How does goosebumps form




















Suddenly, you hear a song from a long time ago, the song your grandmother used to sing to you when you were a child.

Again, you feel a chill on your back and again, you get goosebumps. Why do such seemingly unrelated events elicit the same body reaction? The reason for this is the physiology of emotions. Goosebumps are a physiological phenomenon inherited from our animal ancestors, which was useful to them but are not of much help to us. Goosebumps are tiny elevations of the skin that resemble the skin of poultry after the feathers have been plucked.

Therefore we could as well call them "turkeybumps" or "duckbumps. Each contracting muscle creates a shallow depression on the skin surface, which causes the surrounding area to protrude. The contraction also causes the hair to stand up whenever the body feels cold. In animals with a thick hair coat this rising of hair expands the layer of air that serves as insulation. The thicker the hair layer, the more heat is retained. In people this reaction is useless because we do not have a hair coat, but goosebumps persist nevertheless.

In addition to cold, the hair will also stand up in many animals when they feel threatened--in a cat being attacked by a dog, for example. Everyone experiences goosebumps from time to time.

When it happens, the hairs on your arms, legs, or torso stand up straight. The hairs also pull up a little bump of skin, the hair follicle, up with them. The medical terms for goosebumps are piloerection, cutis anserina, and horripilation. They also form when you experience a strong emotional feeling, such as extreme fear, sadness, joy, and sexual arousal.

This is because the physical exertion activates your sympathetic, or instinctual, nervous system. Sometimes, goosebumps may crop up for no reason at all. Many animals also experience what could be categorized as goosebumps, including porcupines and dogs. On the most basic level, goosebumps can help keep you warm.

In animals, this action also raises hairs in a way that traps air to create insulation. Humans have much less body hair than many other nonhuman animals with hair.

As your body heats up, your goosebumps will slowly begin to disappear.
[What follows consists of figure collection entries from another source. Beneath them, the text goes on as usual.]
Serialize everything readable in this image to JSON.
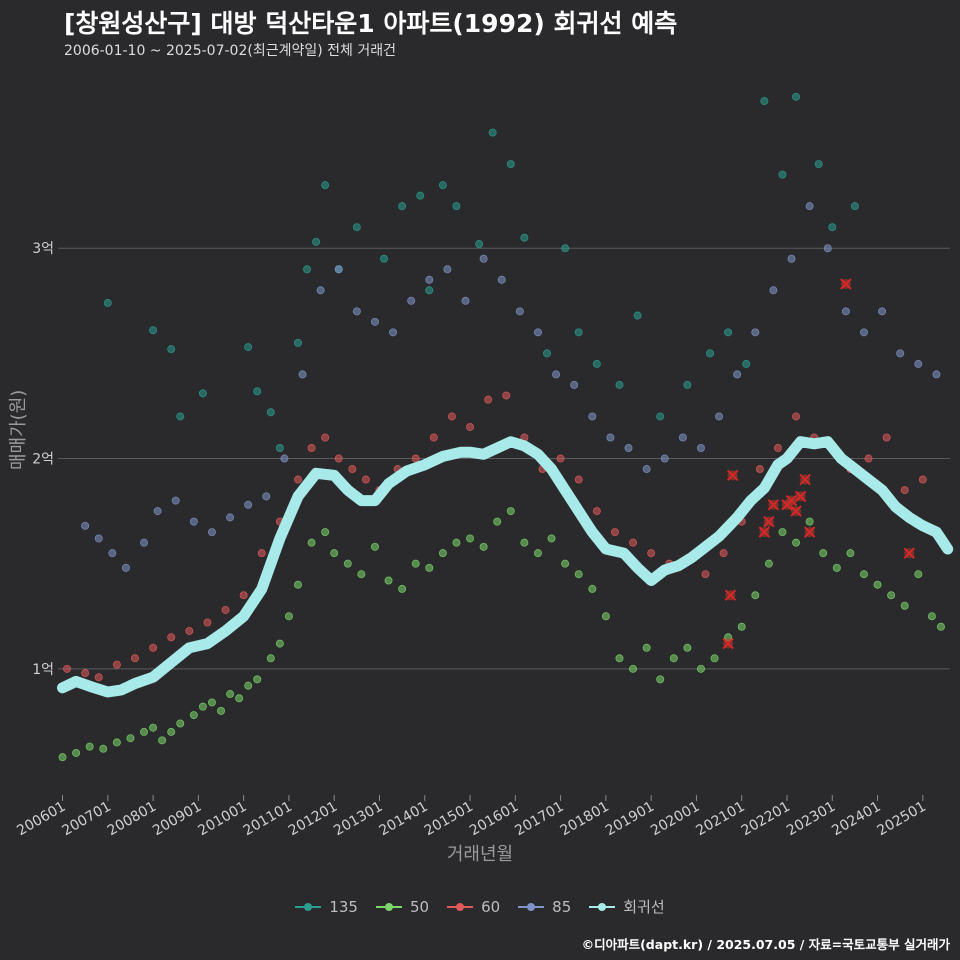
{
  "title": "[창원성산구] 대방 덕산타운1 아파트(1992) 회귀선 예측",
  "subtitle": "2006-01-10 ~ 2025-07-02(최근계약일) 전체 거래건",
  "caption": "©디아파트(dapt.kr) / 2025.07.05 / 자료=국토교통부 실거래가",
  "chart_data": {
    "type": "scatter",
    "title": "[창원성산구] 대방 덕산타운1 아파트(1992) 회귀선 예측",
    "xlabel": "거래년월",
    "ylabel": "매매가(원)",
    "x_range": [
      2005.9,
      2025.6
    ],
    "y_range_eok": [
      0.4,
      3.8
    ],
    "x_ticks": [
      {
        "label": "200601",
        "value": 2006.0
      },
      {
        "label": "200701",
        "value": 2007.0
      },
      {
        "label": "200801",
        "value": 2008.0
      },
      {
        "label": "200901",
        "value": 2009.0
      },
      {
        "label": "201001",
        "value": 2010.0
      },
      {
        "label": "201101",
        "value": 2011.0
      },
      {
        "label": "201201",
        "value": 2012.0
      },
      {
        "label": "201301",
        "value": 2013.0
      },
      {
        "label": "201401",
        "value": 2014.0
      },
      {
        "label": "201501",
        "value": 2015.0
      },
      {
        "label": "201601",
        "value": 2016.0
      },
      {
        "label": "201701",
        "value": 2017.0
      },
      {
        "label": "201801",
        "value": 2018.0
      },
      {
        "label": "201901",
        "value": 2019.0
      },
      {
        "label": "202001",
        "value": 2020.0
      },
      {
        "label": "202101",
        "value": 2021.0
      },
      {
        "label": "202201",
        "value": 2022.0
      },
      {
        "label": "202301",
        "value": 2023.0
      },
      {
        "label": "202401",
        "value": 2024.0
      },
      {
        "label": "202501",
        "value": 2025.0
      }
    ],
    "y_ticks": [
      {
        "label": "1억",
        "value": 1.0
      },
      {
        "label": "2억",
        "value": 2.0
      },
      {
        "label": "3억",
        "value": 3.0
      }
    ],
    "legend": [
      {
        "label": "135",
        "color": "#2a9d8f"
      },
      {
        "label": "50",
        "color": "#7bd66b"
      },
      {
        "label": "60",
        "color": "#e05a5a"
      },
      {
        "label": "85",
        "color": "#7f93c8"
      },
      {
        "label": "회귀선",
        "color": "#a8eaea"
      }
    ],
    "series": [
      {
        "name": "135",
        "color": "#2a9d8f",
        "x": [
          2007.0,
          2008.0,
          2008.4,
          2008.6,
          2009.1,
          2010.1,
          2010.3,
          2010.6,
          2010.8,
          2011.2,
          2011.4,
          2011.6,
          2011.8,
          2012.1,
          2012.5,
          2013.1,
          2013.5,
          2013.9,
          2014.1,
          2014.4,
          2014.7,
          2015.2,
          2015.5,
          2015.9,
          2016.2,
          2016.7,
          2017.1,
          2017.4,
          2017.8,
          2018.3,
          2018.7,
          2019.2,
          2019.8,
          2020.3,
          2020.7,
          2021.1,
          2021.5,
          2021.9,
          2022.2,
          2022.7,
          2023.0,
          2023.5
        ],
        "y": [
          2.74,
          2.61,
          2.52,
          2.2,
          2.31,
          2.53,
          2.32,
          2.22,
          2.05,
          2.55,
          2.9,
          3.03,
          3.3,
          2.9,
          3.1,
          2.95,
          3.2,
          3.25,
          2.8,
          3.3,
          3.2,
          3.02,
          3.55,
          3.4,
          3.05,
          2.5,
          3.0,
          2.6,
          2.45,
          2.35,
          2.68,
          2.2,
          2.35,
          2.5,
          2.6,
          2.45,
          3.7,
          3.35,
          3.72,
          3.4,
          3.1,
          3.2
        ]
      },
      {
        "name": "50",
        "color": "#7bd66b",
        "x": [
          2006.0,
          2006.3,
          2006.6,
          2006.9,
          2007.2,
          2007.5,
          2007.8,
          2008.0,
          2008.2,
          2008.4,
          2008.6,
          2008.9,
          2009.1,
          2009.3,
          2009.5,
          2009.7,
          2009.9,
          2010.1,
          2010.3,
          2010.6,
          2010.8,
          2011.0,
          2011.2,
          2011.5,
          2011.8,
          2012.0,
          2012.3,
          2012.6,
          2012.9,
          2013.2,
          2013.5,
          2013.8,
          2014.1,
          2014.4,
          2014.7,
          2015.0,
          2015.3,
          2015.6,
          2015.9,
          2016.2,
          2016.5,
          2016.8,
          2017.1,
          2017.4,
          2017.7,
          2018.0,
          2018.3,
          2018.6,
          2018.9,
          2019.2,
          2019.5,
          2019.8,
          2020.1,
          2020.4,
          2020.7,
          2021.0,
          2021.3,
          2021.6,
          2021.9,
          2022.2,
          2022.5,
          2022.8,
          2023.1,
          2023.4,
          2023.7,
          2024.0,
          2024.3,
          2024.6,
          2024.9,
          2025.2,
          2025.4
        ],
        "y": [
          0.58,
          0.6,
          0.63,
          0.62,
          0.65,
          0.67,
          0.7,
          0.72,
          0.66,
          0.7,
          0.74,
          0.78,
          0.82,
          0.84,
          0.8,
          0.88,
          0.86,
          0.92,
          0.95,
          1.05,
          1.12,
          1.25,
          1.4,
          1.6,
          1.65,
          1.55,
          1.5,
          1.45,
          1.58,
          1.42,
          1.38,
          1.5,
          1.48,
          1.55,
          1.6,
          1.62,
          1.58,
          1.7,
          1.75,
          1.6,
          1.55,
          1.62,
          1.5,
          1.45,
          1.38,
          1.25,
          1.05,
          1.0,
          1.1,
          0.95,
          1.05,
          1.1,
          1.0,
          1.05,
          1.15,
          1.2,
          1.35,
          1.5,
          1.65,
          1.6,
          1.7,
          1.55,
          1.48,
          1.55,
          1.45,
          1.4,
          1.35,
          1.3,
          1.45,
          1.25,
          1.2
        ]
      },
      {
        "name": "60",
        "color": "#e05a5a",
        "x": [
          2006.1,
          2006.5,
          2006.8,
          2007.2,
          2007.6,
          2008.0,
          2008.4,
          2008.8,
          2009.2,
          2009.6,
          2010.0,
          2010.4,
          2010.8,
          2011.2,
          2011.5,
          2011.8,
          2012.1,
          2012.4,
          2012.7,
          2013.0,
          2013.4,
          2013.8,
          2014.2,
          2014.6,
          2015.0,
          2015.4,
          2015.8,
          2016.2,
          2016.6,
          2017.0,
          2017.4,
          2017.8,
          2018.2,
          2018.6,
          2019.0,
          2019.4,
          2019.8,
          2020.2,
          2020.6,
          2021.0,
          2021.4,
          2021.8,
          2022.2,
          2022.6,
          2023.0,
          2023.4,
          2023.8,
          2024.2,
          2024.6,
          2025.0
        ],
        "y": [
          1.0,
          0.98,
          0.96,
          1.02,
          1.05,
          1.1,
          1.15,
          1.18,
          1.22,
          1.28,
          1.35,
          1.55,
          1.7,
          1.9,
          2.05,
          2.1,
          2.0,
          1.95,
          1.9,
          1.85,
          1.95,
          2.0,
          2.1,
          2.2,
          2.15,
          2.28,
          2.3,
          2.1,
          1.95,
          2.0,
          1.9,
          1.75,
          1.65,
          1.6,
          1.55,
          1.5,
          1.52,
          1.45,
          1.55,
          1.7,
          1.95,
          2.05,
          2.2,
          2.1,
          2.05,
          1.95,
          2.0,
          2.1,
          1.85,
          1.9
        ]
      },
      {
        "name": "85",
        "color": "#7f93c8",
        "x": [
          2006.5,
          2006.8,
          2007.1,
          2007.4,
          2007.8,
          2008.1,
          2008.5,
          2008.9,
          2009.3,
          2009.7,
          2010.1,
          2010.5,
          2010.9,
          2011.3,
          2011.7,
          2012.1,
          2012.5,
          2012.9,
          2013.3,
          2013.7,
          2014.1,
          2014.5,
          2014.9,
          2015.3,
          2015.7,
          2016.1,
          2016.5,
          2016.9,
          2017.3,
          2017.7,
          2018.1,
          2018.5,
          2018.9,
          2019.3,
          2019.7,
          2020.1,
          2020.5,
          2020.9,
          2021.3,
          2021.7,
          2022.1,
          2022.5,
          2022.9,
          2023.3,
          2023.7,
          2024.1,
          2024.5,
          2024.9,
          2025.3
        ],
        "y": [
          1.68,
          1.62,
          1.55,
          1.48,
          1.6,
          1.75,
          1.8,
          1.7,
          1.65,
          1.72,
          1.78,
          1.82,
          2.0,
          2.4,
          2.8,
          2.9,
          2.7,
          2.65,
          2.6,
          2.75,
          2.85,
          2.9,
          2.75,
          2.95,
          2.85,
          2.7,
          2.6,
          2.4,
          2.35,
          2.2,
          2.1,
          2.05,
          1.95,
          2.0,
          2.1,
          2.05,
          2.2,
          2.4,
          2.6,
          2.8,
          2.95,
          3.2,
          3.0,
          2.7,
          2.6,
          2.7,
          2.5,
          2.45,
          2.4
        ]
      },
      {
        "name": "회귀선",
        "color": "#a8eaea",
        "x": [
          2006.0,
          2006.3,
          2006.7,
          2007.0,
          2007.3,
          2007.6,
          2008.0,
          2008.4,
          2008.8,
          2009.2,
          2009.6,
          2010.0,
          2010.4,
          2010.8,
          2011.2,
          2011.6,
          2012.0,
          2012.3,
          2012.6,
          2012.9,
          2013.2,
          2013.6,
          2014.0,
          2014.4,
          2014.8,
          2015.0,
          2015.3,
          2015.6,
          2015.9,
          2016.2,
          2016.5,
          2016.8,
          2017.1,
          2017.4,
          2017.7,
          2018.0,
          2018.4,
          2018.7,
          2019.0,
          2019.3,
          2019.6,
          2019.9,
          2020.2,
          2020.5,
          2020.9,
          2021.2,
          2021.5,
          2021.8,
          2022.0,
          2022.3,
          2022.6,
          2022.9,
          2023.2,
          2023.5,
          2023.8,
          2024.1,
          2024.4,
          2024.7,
          2025.0,
          2025.3,
          2025.55
        ],
        "y": [
          0.91,
          0.94,
          0.91,
          0.89,
          0.9,
          0.93,
          0.96,
          1.03,
          1.1,
          1.12,
          1.18,
          1.25,
          1.38,
          1.62,
          1.82,
          1.93,
          1.92,
          1.85,
          1.8,
          1.8,
          1.88,
          1.94,
          1.97,
          2.01,
          2.03,
          2.03,
          2.02,
          2.05,
          2.08,
          2.06,
          2.02,
          1.95,
          1.85,
          1.75,
          1.65,
          1.57,
          1.55,
          1.48,
          1.42,
          1.47,
          1.49,
          1.53,
          1.58,
          1.63,
          1.72,
          1.8,
          1.86,
          1.97,
          2.0,
          2.08,
          2.07,
          2.08,
          2.0,
          1.95,
          1.9,
          1.85,
          1.77,
          1.72,
          1.68,
          1.65,
          1.57
        ]
      }
    ],
    "highlighted_recent": {
      "x": [
        2020.7,
        2020.75,
        2020.8,
        2021.5,
        2021.6,
        2021.7,
        2022.0,
        2022.1,
        2022.2,
        2022.3,
        2022.4,
        2022.5,
        2023.3,
        2024.7
      ],
      "y": [
        1.12,
        1.35,
        1.92,
        1.65,
        1.7,
        1.78,
        1.78,
        1.8,
        1.75,
        1.82,
        1.9,
        1.65,
        2.83,
        1.55
      ]
    }
  }
}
The same goes for bodily exertions that can cause goosebumps, such as having a bowel movement.

After a bowel movement, goosebumps will disappear. Two common responses include increased electrical activity in the muscles just under the skin and increased depth or heaviness of breathing. Goosebumps are the result of tiny muscles flexing in the skin, making hair follicles rise up a bit.
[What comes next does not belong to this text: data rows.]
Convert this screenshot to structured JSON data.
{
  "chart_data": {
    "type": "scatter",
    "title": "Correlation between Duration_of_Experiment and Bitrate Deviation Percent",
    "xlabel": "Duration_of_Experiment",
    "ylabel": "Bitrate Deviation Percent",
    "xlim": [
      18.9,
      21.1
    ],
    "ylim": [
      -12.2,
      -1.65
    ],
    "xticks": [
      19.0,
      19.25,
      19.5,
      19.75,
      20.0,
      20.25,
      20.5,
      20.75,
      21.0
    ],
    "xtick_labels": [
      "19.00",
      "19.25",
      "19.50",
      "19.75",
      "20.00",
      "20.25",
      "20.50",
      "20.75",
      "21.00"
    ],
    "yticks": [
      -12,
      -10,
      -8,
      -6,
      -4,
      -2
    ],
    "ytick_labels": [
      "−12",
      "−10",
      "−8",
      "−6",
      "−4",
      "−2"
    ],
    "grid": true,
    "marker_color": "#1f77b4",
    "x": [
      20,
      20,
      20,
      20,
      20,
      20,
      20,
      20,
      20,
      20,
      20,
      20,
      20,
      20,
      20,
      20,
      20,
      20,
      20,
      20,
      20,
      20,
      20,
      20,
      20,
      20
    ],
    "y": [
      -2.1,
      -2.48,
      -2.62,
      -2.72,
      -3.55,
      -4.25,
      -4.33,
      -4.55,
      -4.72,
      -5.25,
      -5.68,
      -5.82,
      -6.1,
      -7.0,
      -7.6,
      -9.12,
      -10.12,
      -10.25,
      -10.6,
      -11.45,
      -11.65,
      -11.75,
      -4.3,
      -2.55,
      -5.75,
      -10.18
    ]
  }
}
This causes hairs to stand up. Goosebumps are an involuntary reaction: nerves from the sympathetic nervous system — the nerves that control the fight or flight response — control these skin muscles. In the animal kingdom, a threatened animal has a similar reaction, causing fur to be puffed out a bit.

This makes the animal appear bigger and more dangerous. Perhaps the most dramatic example is the porcupine, which puffs out its quills when sensing danger. This can make a threatening adversary think twice before attacking. That may explain why the sympathetic nervous system controls goosebumps — the reflex is tied into the fight or flight response.

Researchers studying mice recently linked goosebumps to the regeneration of hair and hair follicles.

It seems that the nerves connected to the tiny muscles responsible for goosebumps also connect to hair follicle stem cells, which are the cells responsible for hair growth.

So, in response to cold, the nerve tells the tiny muscles in the skin to contract causing goosebumps and the same nerve activates hair follicle stem cells for new hair growth.

They may do this in several ways. Each of these might be more important for furry animals than for humans. Goosebumps may be one of those leftovers from our evolutionary ancestors like the coccyx, or tailbone that serve no important purpose. The new discovery linking goosebumps with hair follicle stem cells might be explained as a longer-term response to cold, at least for animals with fur: they get goosebumps or the animal equivalent in the short run to conserve heat, and thicker fur to keep warmer in the long term.

Most people associate goosebumps with unpleasant situations, such as feeling particularly cold or feeling afraid. Yet there is more to it than that. The arrectores pilorum are hooked up to the sympathetic nervous system, and the sympathetic nervous system has input from many parts of the brain, including those involved with motivation, arousal, and emotion. So other stimuli may cause goosebumps, for instance:.

Though rare, goosebumps can be a sign of a seizure disorder called temporal lobe epilepsy, a disorder of the sympathetic nervous system, or other brain disorders. They are also common during heroin or other opiate withdrawal. In fact, one explanation for the origin of the expression "quitting cold turkey" is that goose bumps that develop during withdrawal from heroin mimic cold turkey flesh. They are a universal but poorly understood phenomenon, but our understanding is improving.